Когда Фимка застонал, радовались все и снова ахали, когда, наконец, услышали Митьку, и долго ещё не верили, что восьмилетний пацан решился на такое дело и действительно всю ночь трудился на колхозном поле.
А председатель командовал, матерясь в полный голос, но больше ругая не других — себя, за то, что сам, мужик, не нашёл сил сделать то, что сделал мальчишка.
Когда загрузили обе подводы, на одну положили и Фимку. Он уже мог смотреть, но ещё не говорил — молча смотрел, как бабы вяжут мешки с собранным им картофелем, взваливают их на плечи подростков и те, с мешками, согнувшись, тяжело шагают в сторону деревни. Бабы брали мешки вдвоём. И тоже несли. За своими детьми.
Дождь хлынул, когда весь картофель был в амбаре.
«Повезло! — выдохнул председатель и, стянув с головы белую от пота и соли пилотку, в которой проходил бессменно два полевых сезона, обтёр лоб. Затем, смахивая непрошенные слёзы, провёл пилоткой со лба до подбородка. — По-вез-ло!»
Письмо Фимкиному отцу писать сначала хотели всем классом, а после того всей школой. Хотел написать и председатель, чтобы от колхоза, но доверили Митьке. Как лучшему Фимкиному другу. С тем, чтобы потом всем деревенским под написанным расписаться.
«Здравствуйте, Семён Исакович! — начал Митька на листке, аккуратно вырванном из ученической тетрадки. Тетрадь ему, ещё довоенную, дала из своих личных запасов учительница. — Вы меня не знаете, но я вас знаю лучше некуда, потому как ваш сын — Ефим Семёнович — мой лучший друг. А ещё он теперь герой, прямо как и Вы…»
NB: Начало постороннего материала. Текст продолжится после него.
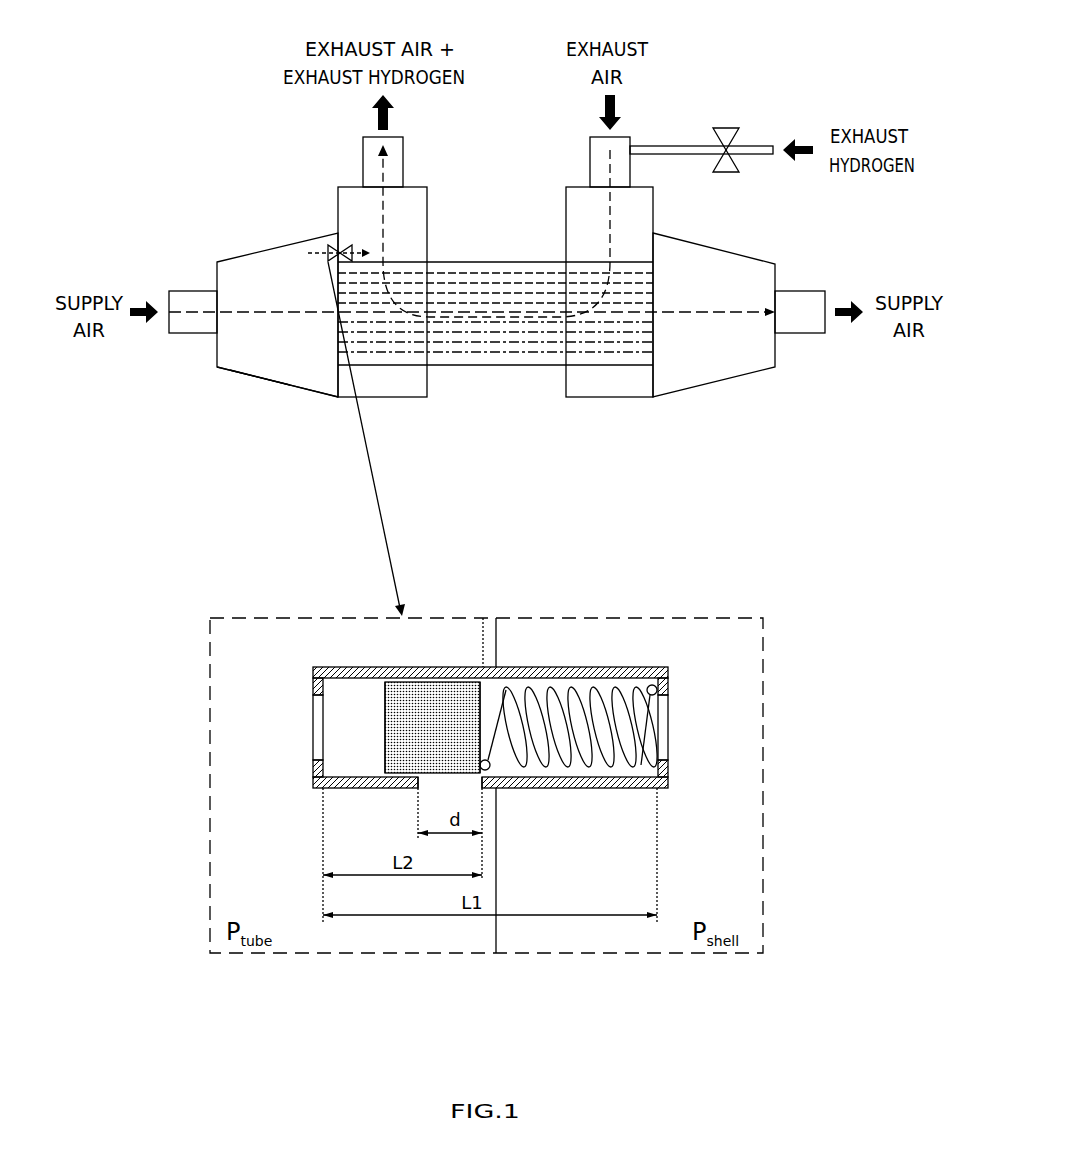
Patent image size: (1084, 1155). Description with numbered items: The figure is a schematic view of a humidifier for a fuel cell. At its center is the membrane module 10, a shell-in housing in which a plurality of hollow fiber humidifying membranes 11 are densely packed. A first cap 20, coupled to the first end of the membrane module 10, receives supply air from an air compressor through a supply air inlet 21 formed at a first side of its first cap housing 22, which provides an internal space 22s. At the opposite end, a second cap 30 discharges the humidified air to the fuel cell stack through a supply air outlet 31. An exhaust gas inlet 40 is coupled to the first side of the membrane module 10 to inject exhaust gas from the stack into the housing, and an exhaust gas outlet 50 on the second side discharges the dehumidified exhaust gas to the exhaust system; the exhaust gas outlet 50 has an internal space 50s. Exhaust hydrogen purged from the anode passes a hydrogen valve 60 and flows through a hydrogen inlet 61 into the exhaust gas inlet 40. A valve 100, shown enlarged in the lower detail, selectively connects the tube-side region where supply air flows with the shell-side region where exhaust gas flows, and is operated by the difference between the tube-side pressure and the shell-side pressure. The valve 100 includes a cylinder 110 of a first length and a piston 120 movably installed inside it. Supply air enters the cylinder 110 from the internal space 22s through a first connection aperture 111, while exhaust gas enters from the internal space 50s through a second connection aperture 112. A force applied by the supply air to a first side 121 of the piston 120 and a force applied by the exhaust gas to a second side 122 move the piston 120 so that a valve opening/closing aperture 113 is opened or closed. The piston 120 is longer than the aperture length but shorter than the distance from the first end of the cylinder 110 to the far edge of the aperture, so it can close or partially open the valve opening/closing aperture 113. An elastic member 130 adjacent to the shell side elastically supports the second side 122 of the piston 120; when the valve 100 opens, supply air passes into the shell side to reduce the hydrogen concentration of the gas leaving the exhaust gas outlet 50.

Дальше Митька, как мог, рассказал Фимкиному отцу про уборку картофеля, начав не издалека, а прямо сразу — с того самого момента, когда дед Захар Силыч про близкую непогоду сообщил. Не смог Митька и про председателя смолчать, как тот митинг открывал, просил — не требовал — на поле выйти.
Особое место в письме парторгу эмтээсовскому досталось. Это ведь он про такое сказанул, что каждая картофелина, убранная в колхозе, это пуля, выпущенная на фронте по врагу.
— Эт-как? — кто-то из деревенских тогда не понял.
Парторг объяснил:
— Рабочий на заводе патроны делает. Он не на земле трудится. Ему ту же картошку из колхоза привозят, чтобы он пообедать мог. Картошку съел — силы набрался, силы набрался — сделал патрон. А патрон куда? На фронт: командиру — в пистолет, стрелку — в винтовку, пулемётчику — в пулемёт.